ARABİSTAN’DAN YARDIM İSTEYEN MARİF, NASIL OKULLARI DEVRALABİLİR?
Arabistan’dan para yardımı isteyen Maarif Vakfı nasıl olacak da Dünyanın farklı yerlerindeki Hizmet Hareketi Okullarının yönetimini devralıp devam ettirecek? Finansın Radikal kaynaklardan karşılanmasının fanatizmin bu yolla söz konusu ülkelere girmesine ve herhangi bir uyuşmazlık neticesinde eğitim yatırımları aksayacağından öğrencilerin ve velilerin mağduriyetini sonuç verecektir.
Maarif Vakfı çalışmaları daha önce Türk Hükümeti merkezli başka projelere çok benziyor. Almanya İçişleri Bakanlığı, Erdoğan bağlantılı ‘Almanyalı Osmanlılar’ (Osmanen Germania) çetesinin tüm faaliyetlerine yasak getirildiğini açıklamıştı. Açıklamada Almanyalı Osmanlılar’ın ‘bireysel haklar ve kamuya ciddi bir tehlike teşkil ettiği’ vurgusu yapılmıştı. İsrail ise Gazze’de faaliyetleri bulunan Türk İşbirliği ve Koordinasyon Ajansı’na (TİKA) yönelik kısıtlamalarda bulunacağını bildirmişti. TİKA, ‘Gazze’deki ofisinde İslami Cihad Hareketi üyelerini barındırmak’ ve ‘Hamas’a finansal destek ve bilgi sağlamakla suçlanıyor.

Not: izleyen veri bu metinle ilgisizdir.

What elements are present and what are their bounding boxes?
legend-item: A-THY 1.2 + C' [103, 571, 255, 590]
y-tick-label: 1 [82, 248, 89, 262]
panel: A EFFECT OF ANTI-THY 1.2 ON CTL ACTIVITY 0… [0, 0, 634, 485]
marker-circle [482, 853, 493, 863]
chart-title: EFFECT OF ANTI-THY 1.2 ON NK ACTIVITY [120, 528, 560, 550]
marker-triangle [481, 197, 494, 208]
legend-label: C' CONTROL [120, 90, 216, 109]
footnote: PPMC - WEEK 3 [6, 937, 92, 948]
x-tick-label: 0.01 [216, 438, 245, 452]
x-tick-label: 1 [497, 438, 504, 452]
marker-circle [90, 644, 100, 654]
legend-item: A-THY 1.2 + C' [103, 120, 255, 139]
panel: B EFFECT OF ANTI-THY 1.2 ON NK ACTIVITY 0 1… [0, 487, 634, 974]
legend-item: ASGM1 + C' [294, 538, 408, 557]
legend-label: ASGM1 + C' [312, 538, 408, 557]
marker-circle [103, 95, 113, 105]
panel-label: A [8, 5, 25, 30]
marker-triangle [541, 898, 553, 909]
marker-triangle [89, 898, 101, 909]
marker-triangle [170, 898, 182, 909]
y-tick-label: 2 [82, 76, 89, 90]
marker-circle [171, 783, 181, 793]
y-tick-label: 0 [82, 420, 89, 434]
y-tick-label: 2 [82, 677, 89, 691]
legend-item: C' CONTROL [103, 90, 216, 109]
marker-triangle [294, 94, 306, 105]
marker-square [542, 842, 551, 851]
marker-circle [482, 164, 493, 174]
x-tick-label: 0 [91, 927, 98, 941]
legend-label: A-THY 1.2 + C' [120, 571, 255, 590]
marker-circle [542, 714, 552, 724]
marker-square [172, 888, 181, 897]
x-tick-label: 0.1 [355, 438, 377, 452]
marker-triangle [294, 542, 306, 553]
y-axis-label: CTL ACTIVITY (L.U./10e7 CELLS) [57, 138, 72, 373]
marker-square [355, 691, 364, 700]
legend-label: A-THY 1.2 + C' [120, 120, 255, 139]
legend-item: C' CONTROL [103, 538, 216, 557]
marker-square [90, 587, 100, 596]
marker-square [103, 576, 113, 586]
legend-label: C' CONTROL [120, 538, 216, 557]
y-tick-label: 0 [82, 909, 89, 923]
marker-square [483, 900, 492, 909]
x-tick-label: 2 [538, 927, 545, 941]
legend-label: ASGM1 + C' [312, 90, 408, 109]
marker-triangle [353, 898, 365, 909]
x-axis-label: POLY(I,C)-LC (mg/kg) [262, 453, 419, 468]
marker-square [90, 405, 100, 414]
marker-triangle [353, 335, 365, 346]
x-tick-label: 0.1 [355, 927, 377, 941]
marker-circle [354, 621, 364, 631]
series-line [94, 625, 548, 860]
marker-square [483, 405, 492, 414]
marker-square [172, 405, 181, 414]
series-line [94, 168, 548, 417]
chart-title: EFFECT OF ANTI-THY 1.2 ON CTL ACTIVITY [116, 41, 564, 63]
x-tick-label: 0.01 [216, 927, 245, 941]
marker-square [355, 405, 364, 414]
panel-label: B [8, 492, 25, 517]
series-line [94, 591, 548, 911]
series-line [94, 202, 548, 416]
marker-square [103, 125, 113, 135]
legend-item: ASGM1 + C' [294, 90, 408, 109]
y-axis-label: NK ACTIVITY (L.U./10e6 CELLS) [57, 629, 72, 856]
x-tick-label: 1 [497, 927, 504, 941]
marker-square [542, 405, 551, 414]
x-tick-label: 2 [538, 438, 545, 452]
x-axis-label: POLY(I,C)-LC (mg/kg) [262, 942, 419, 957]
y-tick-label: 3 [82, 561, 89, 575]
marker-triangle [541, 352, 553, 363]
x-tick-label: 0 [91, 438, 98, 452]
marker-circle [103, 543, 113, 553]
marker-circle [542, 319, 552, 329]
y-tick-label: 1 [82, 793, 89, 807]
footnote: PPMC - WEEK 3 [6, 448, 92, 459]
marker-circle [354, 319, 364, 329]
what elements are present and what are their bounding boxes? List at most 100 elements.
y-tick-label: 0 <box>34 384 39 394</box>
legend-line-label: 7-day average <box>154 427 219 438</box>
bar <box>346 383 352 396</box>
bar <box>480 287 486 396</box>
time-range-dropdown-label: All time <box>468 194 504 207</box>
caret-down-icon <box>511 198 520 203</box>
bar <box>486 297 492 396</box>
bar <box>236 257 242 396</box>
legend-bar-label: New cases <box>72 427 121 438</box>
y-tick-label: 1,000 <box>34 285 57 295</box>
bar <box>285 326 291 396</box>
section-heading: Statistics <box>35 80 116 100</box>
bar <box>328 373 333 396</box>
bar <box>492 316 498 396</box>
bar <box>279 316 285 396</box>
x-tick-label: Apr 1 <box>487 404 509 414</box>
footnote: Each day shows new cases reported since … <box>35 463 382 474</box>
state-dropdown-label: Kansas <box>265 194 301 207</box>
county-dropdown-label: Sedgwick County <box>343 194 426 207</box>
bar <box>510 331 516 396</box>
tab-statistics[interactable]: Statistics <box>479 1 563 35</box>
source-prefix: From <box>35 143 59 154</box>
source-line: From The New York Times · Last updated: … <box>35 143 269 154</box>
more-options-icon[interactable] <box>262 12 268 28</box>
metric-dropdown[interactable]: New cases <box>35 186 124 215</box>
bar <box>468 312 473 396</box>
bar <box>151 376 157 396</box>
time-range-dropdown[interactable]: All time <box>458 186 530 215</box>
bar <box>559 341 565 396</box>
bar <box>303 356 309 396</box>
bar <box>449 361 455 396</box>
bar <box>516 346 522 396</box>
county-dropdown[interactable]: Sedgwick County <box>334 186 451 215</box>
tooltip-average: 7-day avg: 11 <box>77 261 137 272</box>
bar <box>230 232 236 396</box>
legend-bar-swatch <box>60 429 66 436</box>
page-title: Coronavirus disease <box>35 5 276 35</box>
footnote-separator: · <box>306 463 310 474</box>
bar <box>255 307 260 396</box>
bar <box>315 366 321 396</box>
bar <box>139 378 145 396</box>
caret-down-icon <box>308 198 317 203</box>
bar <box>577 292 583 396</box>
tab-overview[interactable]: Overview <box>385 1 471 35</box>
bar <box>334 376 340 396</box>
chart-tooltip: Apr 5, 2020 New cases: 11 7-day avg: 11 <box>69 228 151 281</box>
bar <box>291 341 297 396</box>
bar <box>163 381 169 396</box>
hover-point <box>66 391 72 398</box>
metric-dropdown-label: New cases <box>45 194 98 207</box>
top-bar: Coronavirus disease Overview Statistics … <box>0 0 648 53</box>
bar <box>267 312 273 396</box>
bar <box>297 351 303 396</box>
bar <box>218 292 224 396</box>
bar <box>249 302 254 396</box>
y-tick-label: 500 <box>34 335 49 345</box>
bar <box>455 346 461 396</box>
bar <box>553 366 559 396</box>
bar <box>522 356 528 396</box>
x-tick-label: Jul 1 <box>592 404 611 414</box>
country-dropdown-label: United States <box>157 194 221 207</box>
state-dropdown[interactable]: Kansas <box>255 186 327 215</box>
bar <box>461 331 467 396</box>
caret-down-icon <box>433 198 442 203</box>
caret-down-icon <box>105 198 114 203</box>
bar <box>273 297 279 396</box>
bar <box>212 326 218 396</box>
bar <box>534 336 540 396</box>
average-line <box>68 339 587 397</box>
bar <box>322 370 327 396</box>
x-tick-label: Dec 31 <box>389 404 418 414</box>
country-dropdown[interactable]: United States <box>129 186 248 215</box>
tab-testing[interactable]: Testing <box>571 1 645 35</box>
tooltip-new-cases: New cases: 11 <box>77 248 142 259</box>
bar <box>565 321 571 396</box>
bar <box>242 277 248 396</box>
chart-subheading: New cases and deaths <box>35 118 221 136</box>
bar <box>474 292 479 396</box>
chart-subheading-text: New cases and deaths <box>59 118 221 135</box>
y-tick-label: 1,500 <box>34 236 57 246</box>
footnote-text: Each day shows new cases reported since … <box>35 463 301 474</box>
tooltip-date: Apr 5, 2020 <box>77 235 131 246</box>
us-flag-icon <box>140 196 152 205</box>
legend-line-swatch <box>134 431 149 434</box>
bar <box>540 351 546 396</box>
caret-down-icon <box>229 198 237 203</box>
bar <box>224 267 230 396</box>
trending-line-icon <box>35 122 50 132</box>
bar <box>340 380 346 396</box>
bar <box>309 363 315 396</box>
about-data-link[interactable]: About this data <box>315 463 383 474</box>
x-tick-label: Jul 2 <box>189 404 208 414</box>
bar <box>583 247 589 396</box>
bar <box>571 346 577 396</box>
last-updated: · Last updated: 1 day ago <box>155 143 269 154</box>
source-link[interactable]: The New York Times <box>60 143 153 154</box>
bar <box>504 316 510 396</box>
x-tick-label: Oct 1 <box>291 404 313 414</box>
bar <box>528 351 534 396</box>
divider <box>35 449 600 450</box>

Maarif Vakfı şimdiden bazı handikapları beraberinde taşıyor. Türk Hükümeti devlet kurumlarına yerleştiremediği insanların istihdâmını düşünüyor. Bu kişiler başarısı ve performansı düşük ve AKP siyasi düşüncesine sahip yabancı dil yetersizliği olan kişiler. Maalesef çoğu itibariyle radikal düşünceye sahip eğitmenler. İŞİD ve El kaide zihniyetine açık, tecrübesi olmayan eğitmenlerin yetersiz olacaktır. Radikal-selefi görüşleri neticesinde o ülkelerde yeni bir sorun ortaya çıkacaktır. Kavgacı nesillerin tohumu atılacak, İŞİD elkâide sempatizanlığı başlayacaktır.
MAKSAT AKP’NİN İDEOLOJİSİNİ BAŞKA ÜLKELERE TAŞIMAK
AKP iktidarı kendi ülkesinin Doğu ve Güneydoğu illerine öğretmen gönderemezsen eğitim faaliyetlerini Maarif Vakfı aracılığıyla dünyaya taşımak istemesindeki temel amaç; partinin görüş ve rejimini başka ülkelere ihracıdır. AKP iktidarının Ortadoğu’da radikal gruplarla yakın ilişkisi bilinmektedir. Ayrıca vakfın finansmanını sağlayacak devletler düşünüldüğünde bu okullar her ülke açısından kendi güvenliklerine tehdit noktasında ileriye dönük bir sorun olarak algılanacaktır.